The first laboratory was in the Rogers Building. In 1872 the Corporation resolved that the laboratory be designated and known as the Rogers Laboratory of Physics. Professor Pickering was appointed the first Director of the Rogers Laboratory of Physics. In 1877 he resigned to become Director of the Harvard College Observatory. By that time 14 papers from the Laboratory had been published. At that time there began a series of Contributions from the Rogers Laboratory of Physics in the Proceedings of the American Academy of Arts and Sciences, that continued for many years until journals of the professional societies became established to publish the papers. In 1883 the General Laboratory was moved to more spacious quarters in the recently completed New Building, Walker, and the Department acquired its own lecture room. After Pickering left, the main emphasis of the Laboratory was primarily on teaching rather than research, though a few valuable papers were published.
In 1916 the Institute moved from Boston to Cambridge. By that time the Rogers Laboratory was comprised of fifteen individual laboratories ranging from a second year Laboratory of Mechanics, Optics and Heat, to a Laboratory of Applied Electrochemistry. By this time some Laboratories such as those for Electrical Engineering had been relinquished to other new departments. Electrical Engineering, Course VI, for example, had been established in 1902 at the request of the Director of the Rogers Laboratory, Professor Cross.
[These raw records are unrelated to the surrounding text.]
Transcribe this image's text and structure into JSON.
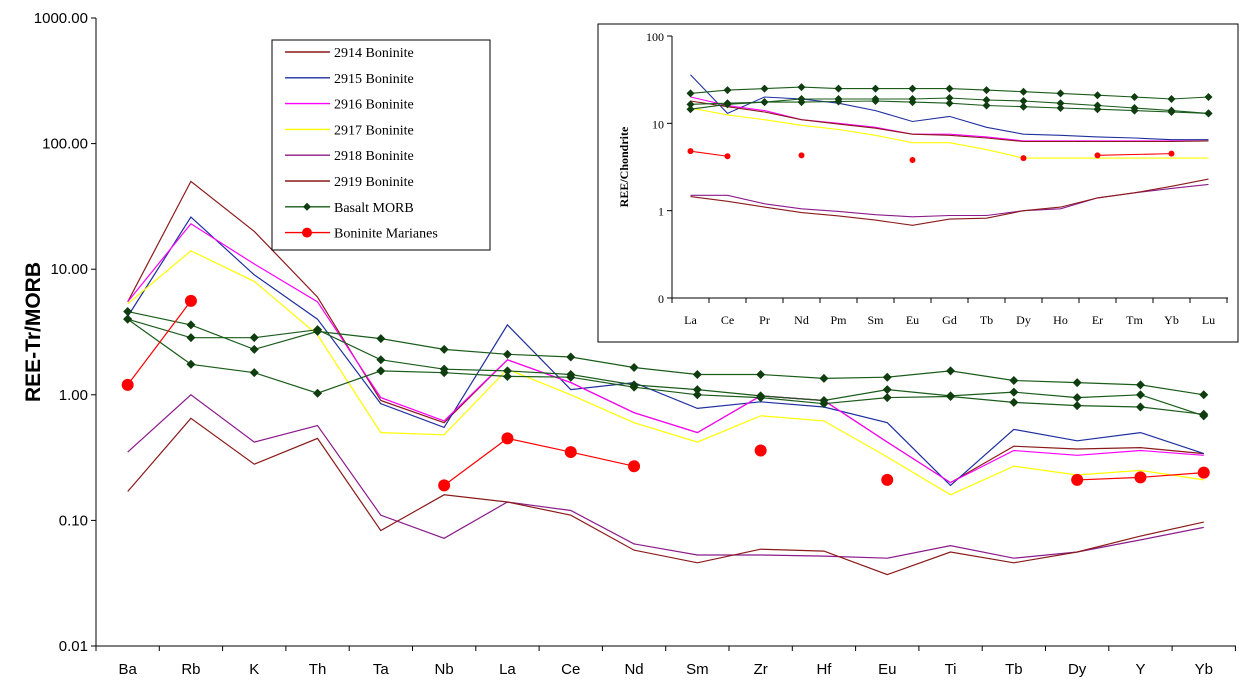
{
  "chart_data": [
    {
      "type": "line",
      "scale": "log",
      "ylabel": "REE-Tr/MORB",
      "xlabel": "",
      "ylim": [
        0.01,
        1000
      ],
      "y_tick_labels": [
        "1000.00",
        "100.00",
        "10.00",
        "1.00",
        "0.10",
        "0.01"
      ],
      "y_ticks": [
        1000,
        100,
        10,
        1,
        0.1,
        0.01
      ],
      "grid": false,
      "legend_placement": "top-center",
      "categories": [
        "Ba",
        "Rb",
        "K",
        "Th",
        "Ta",
        "Nb",
        "La",
        "Ce",
        "Nd",
        "Sm",
        "Zr",
        "Hf",
        "Eu",
        "Ti",
        "Tb",
        "Dy",
        "Y",
        "Yb"
      ],
      "series": [
        {
          "name": "2914 Boninite",
          "color": "#8b1a1a",
          "marker": "none",
          "values": [
            5.5,
            50,
            20,
            6,
            0.9,
            0.6,
            1.9,
            1.25,
            0.72,
            0.5,
            0.98,
            0.9,
            0.42,
            0.2,
            0.39,
            0.37,
            0.38,
            0.34
          ]
        },
        {
          "name": "2915 Boninite",
          "color": "#1f2f9f",
          "marker": "none",
          "values": [
            4.2,
            26,
            9,
            4,
            0.85,
            0.55,
            3.6,
            1.1,
            1.25,
            0.78,
            0.88,
            0.8,
            0.6,
            0.19,
            0.53,
            0.43,
            0.5,
            0.34
          ]
        },
        {
          "name": "2916 Boninite",
          "color": "#ff00ff",
          "marker": "none",
          "values": [
            5.5,
            23,
            11,
            5.5,
            0.95,
            0.62,
            1.9,
            1.25,
            0.72,
            0.5,
            0.98,
            0.9,
            0.42,
            0.2,
            0.36,
            0.33,
            0.36,
            0.33
          ]
        },
        {
          "name": "2917 Boninite",
          "color": "#ffff00",
          "marker": "none",
          "values": [
            5.3,
            14,
            8,
            3,
            0.5,
            0.48,
            1.6,
            1.0,
            0.6,
            0.42,
            0.68,
            0.62,
            0.32,
            0.16,
            0.27,
            0.23,
            0.25,
            0.21
          ]
        },
        {
          "name": "2918 Boninite",
          "color": "#8b1a8b",
          "marker": "none",
          "values": [
            0.35,
            1.0,
            0.42,
            0.57,
            0.11,
            0.072,
            0.14,
            0.12,
            0.065,
            0.053,
            0.053,
            0.052,
            0.05,
            0.063,
            0.05,
            0.056,
            0.07,
            0.088
          ]
        },
        {
          "name": "2919 Boninite",
          "color": "#8b1a1a",
          "marker": "none",
          "values": [
            0.17,
            0.65,
            0.28,
            0.45,
            0.083,
            0.16,
            0.14,
            0.11,
            0.058,
            0.046,
            0.059,
            0.057,
            0.037,
            0.056,
            0.046,
            0.056,
            0.075,
            0.097
          ]
        },
        {
          "name": "Basalt MORB",
          "color": "#1a5c1a",
          "marker": "diamond",
          "values": [
            4.6,
            3.6,
            2.3,
            3.2,
            2.8,
            2.3,
            2.1,
            2.0,
            1.65,
            1.45,
            1.45,
            1.35,
            1.38,
            1.55,
            1.3,
            1.25,
            1.2,
            1.0
          ]
        },
        {
          "name": "",
          "color": "#1a5c1a",
          "marker": "diamond",
          "values": [
            4.0,
            2.85,
            2.85,
            3.3,
            1.9,
            1.6,
            1.55,
            1.45,
            1.2,
            1.1,
            0.98,
            0.9,
            1.1,
            0.98,
            1.05,
            0.95,
            1.0,
            0.68
          ]
        },
        {
          "name": "",
          "color": "#1a5c1a",
          "marker": "diamond",
          "values": [
            4.0,
            1.75,
            1.5,
            1.03,
            1.55,
            1.5,
            1.4,
            1.38,
            1.15,
            1.0,
            0.95,
            0.85,
            0.95,
            0.97,
            0.87,
            0.82,
            0.8,
            0.7
          ]
        },
        {
          "name": "Boninite Marianes",
          "color": "#ff0000",
          "marker": "circle",
          "values": [
            1.2,
            5.6,
            null,
            null,
            null,
            0.19,
            0.45,
            0.35,
            0.27,
            null,
            0.36,
            null,
            0.21,
            null,
            null,
            0.21,
            0.22,
            0.24
          ],
          "connected": [
            [
              0,
              1
            ],
            [
              5,
              6
            ],
            [
              6,
              7
            ],
            [
              7,
              8
            ],
            [
              15,
              16
            ],
            [
              16,
              17
            ]
          ]
        }
      ]
    },
    {
      "type": "line",
      "scale": "log",
      "ylabel": "REE/Chondrite",
      "ylim": [
        0.1,
        100
      ],
      "y_tick_labels": [
        "100",
        "10",
        "1",
        "0"
      ],
      "y_ticks": [
        100,
        10,
        1,
        0.1
      ],
      "grid": false,
      "placement": "inset top-right",
      "categories": [
        "La",
        "Ce",
        "Pr",
        "Nd",
        "Pm",
        "Sm",
        "Eu",
        "Gd",
        "Tb",
        "Dy",
        "Ho",
        "Er",
        "Tm",
        "Yb",
        "Lu"
      ],
      "series": [
        {
          "color": "#1f2f9f",
          "marker": "none",
          "values": [
            36,
            13,
            20,
            19,
            17,
            14,
            10.5,
            12,
            9,
            7.5,
            7.3,
            7,
            6.8,
            6.5,
            6.5
          ]
        },
        {
          "color": "#ff00ff",
          "marker": "none",
          "values": [
            20,
            16,
            14,
            11,
            10,
            9,
            7.5,
            7.5,
            7,
            6.3,
            6.3,
            6.3,
            6.3,
            6.3,
            6.3
          ]
        },
        {
          "color": "#8b1a1a",
          "marker": "none",
          "values": [
            18,
            15.5,
            13.5,
            11,
            9.8,
            8.8,
            7.5,
            7.3,
            6.8,
            6.2,
            6.2,
            6.2,
            6.2,
            6.2,
            6.3
          ]
        },
        {
          "color": "#ffff00",
          "marker": "none",
          "values": [
            15,
            12.5,
            11,
            9.5,
            8.5,
            7.3,
            6,
            6,
            5,
            4,
            4,
            4,
            4,
            4,
            4
          ]
        },
        {
          "color": "#8b1a8b",
          "marker": "none",
          "values": [
            1.5,
            1.5,
            1.2,
            1.05,
            0.98,
            0.9,
            0.85,
            0.88,
            0.88,
            1.0,
            1.05,
            1.4,
            1.6,
            1.8,
            2.0
          ]
        },
        {
          "color": "#8b1a1a",
          "marker": "none",
          "values": [
            1.45,
            1.28,
            1.1,
            0.95,
            0.87,
            0.78,
            0.68,
            0.8,
            0.82,
            1.0,
            1.1,
            1.4,
            1.6,
            1.9,
            2.3
          ]
        },
        {
          "color": "#1a5c1a",
          "marker": "diamond",
          "values": [
            22,
            24,
            25,
            26,
            25,
            25,
            25,
            25,
            24,
            23,
            22,
            21,
            20,
            19,
            20
          ]
        },
        {
          "color": "#1a5c1a",
          "marker": "diamond",
          "values": [
            16.5,
            17,
            17.5,
            19,
            19,
            19,
            19,
            19.5,
            18.5,
            18,
            17,
            16,
            15,
            14,
            13
          ]
        },
        {
          "color": "#1a5c1a",
          "marker": "diamond",
          "values": [
            14.5,
            16.5,
            17.5,
            17.5,
            17.8,
            18,
            17.5,
            17,
            16,
            15.5,
            15,
            14.5,
            14,
            13.5,
            13
          ]
        },
        {
          "color": "#ff0000",
          "marker": "circle",
          "values": [
            4.8,
            4.2,
            null,
            4.3,
            null,
            null,
            3.8,
            null,
            null,
            4.0,
            null,
            4.3,
            null,
            4.5,
            null
          ],
          "connected": [
            [
              0,
              1
            ],
            [
              11,
              13
            ]
          ]
        }
      ]
    }
  ]
}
The dedication of the Eastman building, building 6, in 1932 allowed the Rogers Laboratory to move once more, this time to rooms in the basement of 6. Finally, the prominence of physics in the WWII gave the department the opportunity to request and obtain more real estate from the administration. So the third floor of building 4 became the location of the Rogers laboratory. The bronze tablet commemorating the Laboratory was finally brought to that location and installed.